Faculty Learn Of 'Take Your Professor Out'
At the first faculty meeting of the academic year on Sept. 4, administrators discussed a new program which will provide students funding to take their professors out for meals. They also updated the faculty on the College's financial and academic standing.

Dean of New Students Frank Couvares announced the new program, called Take Your Professor Out (TYPO).

"Ben Lieber told me I should remind you it's not in the Mafia sense," Couvares said. He explained that the Dean of Students' office established TYPO so that groups of four to six first-year students could get together and ask their professor out to dinner at one of several moderately priced restaurants in town. "You can, of course, decline or accept," Couvares told the faculty. He said that the dean's office will supply up to $120 per group.

Couvares specified that TYPO funding is not open to upperclassmen, but he speculated that upperclassmen could participate in the dinners. "I suppose if the professor and the freshmen were willing, an upperclassman could come along and pay his or her own way," Couvares said.

Beyond TYPO, the deans focused much of the discussion on the incoming class, particularly on the increased financial aid going to the Class of 2004.

"It is a truly extraordinary year in admission: in the diversity of the class, in the credentials of the class, and, I might add, in the neediness of the class," said President Tom Gerety."

Dean of Admission and Financial Aid Tom Parker reported some of the group's statistics. "It is a class of firsts; it is a class of mosts; it is a class of highest percentages," Parker said, adding that this is the first class ever to have more females than males.

"It is a costly class," Parker added, citing the 48 percent of students on grant aid and the one percent on self-help. "A good deal of that growth is in the lowest income bracket," said Parker.

"There are too many people to thank among our faculty and staff here, but this was by no means an accident," Parker said.

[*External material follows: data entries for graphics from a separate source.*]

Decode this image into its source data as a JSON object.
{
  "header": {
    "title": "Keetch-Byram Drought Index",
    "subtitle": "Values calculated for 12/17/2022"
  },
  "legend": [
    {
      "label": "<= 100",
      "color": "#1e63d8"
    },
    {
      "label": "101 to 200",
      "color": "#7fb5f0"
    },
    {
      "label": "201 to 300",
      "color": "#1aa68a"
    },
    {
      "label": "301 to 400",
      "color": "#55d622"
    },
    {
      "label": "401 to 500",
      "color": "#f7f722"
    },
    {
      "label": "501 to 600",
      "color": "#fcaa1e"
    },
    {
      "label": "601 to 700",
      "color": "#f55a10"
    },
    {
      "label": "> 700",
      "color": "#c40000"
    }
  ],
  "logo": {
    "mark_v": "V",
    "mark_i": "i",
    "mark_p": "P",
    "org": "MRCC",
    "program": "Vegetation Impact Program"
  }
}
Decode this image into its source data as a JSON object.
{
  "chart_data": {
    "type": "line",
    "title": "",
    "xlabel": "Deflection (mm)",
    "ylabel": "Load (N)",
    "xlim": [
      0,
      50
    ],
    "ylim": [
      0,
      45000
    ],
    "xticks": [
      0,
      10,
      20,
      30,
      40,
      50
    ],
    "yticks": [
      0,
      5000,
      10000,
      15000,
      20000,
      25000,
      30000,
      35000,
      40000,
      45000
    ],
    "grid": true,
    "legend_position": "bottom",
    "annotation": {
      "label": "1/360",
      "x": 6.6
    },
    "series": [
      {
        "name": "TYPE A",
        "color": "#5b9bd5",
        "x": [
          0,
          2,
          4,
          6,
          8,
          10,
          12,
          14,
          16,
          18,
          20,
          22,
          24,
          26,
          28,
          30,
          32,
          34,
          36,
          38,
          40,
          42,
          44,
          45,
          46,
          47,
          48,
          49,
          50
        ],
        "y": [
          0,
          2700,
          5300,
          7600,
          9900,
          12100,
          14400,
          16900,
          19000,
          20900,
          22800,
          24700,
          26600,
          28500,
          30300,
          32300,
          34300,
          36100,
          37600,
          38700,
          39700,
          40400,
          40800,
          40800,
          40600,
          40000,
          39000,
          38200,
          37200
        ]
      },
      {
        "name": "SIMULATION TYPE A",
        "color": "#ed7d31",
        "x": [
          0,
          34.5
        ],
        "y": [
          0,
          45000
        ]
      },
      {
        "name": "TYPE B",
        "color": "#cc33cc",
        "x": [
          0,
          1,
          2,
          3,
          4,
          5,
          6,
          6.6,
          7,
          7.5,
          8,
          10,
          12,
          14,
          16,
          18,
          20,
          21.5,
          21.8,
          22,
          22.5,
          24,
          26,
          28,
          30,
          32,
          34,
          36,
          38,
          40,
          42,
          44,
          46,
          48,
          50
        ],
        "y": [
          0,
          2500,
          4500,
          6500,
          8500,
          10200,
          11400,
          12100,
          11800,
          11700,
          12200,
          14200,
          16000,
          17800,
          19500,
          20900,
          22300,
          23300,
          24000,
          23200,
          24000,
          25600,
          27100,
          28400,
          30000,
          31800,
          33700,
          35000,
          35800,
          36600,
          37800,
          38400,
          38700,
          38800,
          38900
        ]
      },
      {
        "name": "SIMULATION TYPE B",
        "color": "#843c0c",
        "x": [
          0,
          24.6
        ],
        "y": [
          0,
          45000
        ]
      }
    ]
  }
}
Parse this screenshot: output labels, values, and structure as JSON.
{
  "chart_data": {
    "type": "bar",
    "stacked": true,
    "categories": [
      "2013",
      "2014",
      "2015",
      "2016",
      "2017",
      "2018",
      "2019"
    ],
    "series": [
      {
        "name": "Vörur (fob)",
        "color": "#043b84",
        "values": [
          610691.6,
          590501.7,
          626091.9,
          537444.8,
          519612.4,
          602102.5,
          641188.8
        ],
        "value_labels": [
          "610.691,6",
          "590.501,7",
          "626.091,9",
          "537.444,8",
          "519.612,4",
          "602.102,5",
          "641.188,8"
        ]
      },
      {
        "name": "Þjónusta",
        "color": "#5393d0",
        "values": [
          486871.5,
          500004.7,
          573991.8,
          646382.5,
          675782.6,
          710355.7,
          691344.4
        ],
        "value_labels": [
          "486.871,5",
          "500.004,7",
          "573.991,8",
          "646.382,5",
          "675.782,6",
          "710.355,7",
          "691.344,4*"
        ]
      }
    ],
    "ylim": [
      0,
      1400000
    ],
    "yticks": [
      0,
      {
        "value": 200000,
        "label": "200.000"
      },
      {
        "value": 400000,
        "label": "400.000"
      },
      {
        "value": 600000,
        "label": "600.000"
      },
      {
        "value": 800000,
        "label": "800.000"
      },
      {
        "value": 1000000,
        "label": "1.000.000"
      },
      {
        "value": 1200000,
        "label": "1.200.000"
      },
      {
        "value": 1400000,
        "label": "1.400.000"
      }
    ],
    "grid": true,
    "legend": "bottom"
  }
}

On a disciplinary note, Dean of Students Ben Lieber announced an increase in cheating and plagiarism at Amherst last year. "We're not sure if this is an anomaly or the start of a trend," Lieber said. "We will ask the College Council to look into this issue. We will ask the faculty to comment."

Discussing finances, Chief Advancement Officer Michael Kiefer stated that the capital campaign had almost reached $210 million as of June 30 and will continue until June 30, 2001. "The College has exceeded its goals for the unrestricted endowment," Kiefer declared. He said the money will be largely focused on electronic communications.

Kiefer also welcomed a "new generation of philanthropists," which includes greatly increased numbers of women and people of color, he said.

"I want to put in my money and have a big impact," Kiefer said, describing the attitude of this group, which he called "change agents."

"You do have more kvetching," Gerety said of the group. "The best giver is an alum who cares but doesn't try to leverage that through gifts."

Treasurer Sharon Siegel said that the Mead Art Museum will re-open this February and that Fayerweather Hall will undergo construction starting the second week in December.

Siegel also said that Amherst is working on a "master plan" regarding dormitory renovation. "We find ourselves at a bit of a competitive disadvantage," she said. "Williams, Harvard and Yale have all taken on housing projects."

Gerety briefly addressed the problem of parking, in light of the recent controversy over the change in parking lots. "One of the sad realities of this increasingly suburban area is that we are seeing increasing dependence on the family car among sophomores, juniors and seniors," he explained.

The faculty also approved two new courses. They include Theater and Dance 25: "Contemporary Black Theater, 1950 to the Present" and a course titled "Visual Culture of Japan" for the Associated Kyoto Program (AKP) at Doshisha University.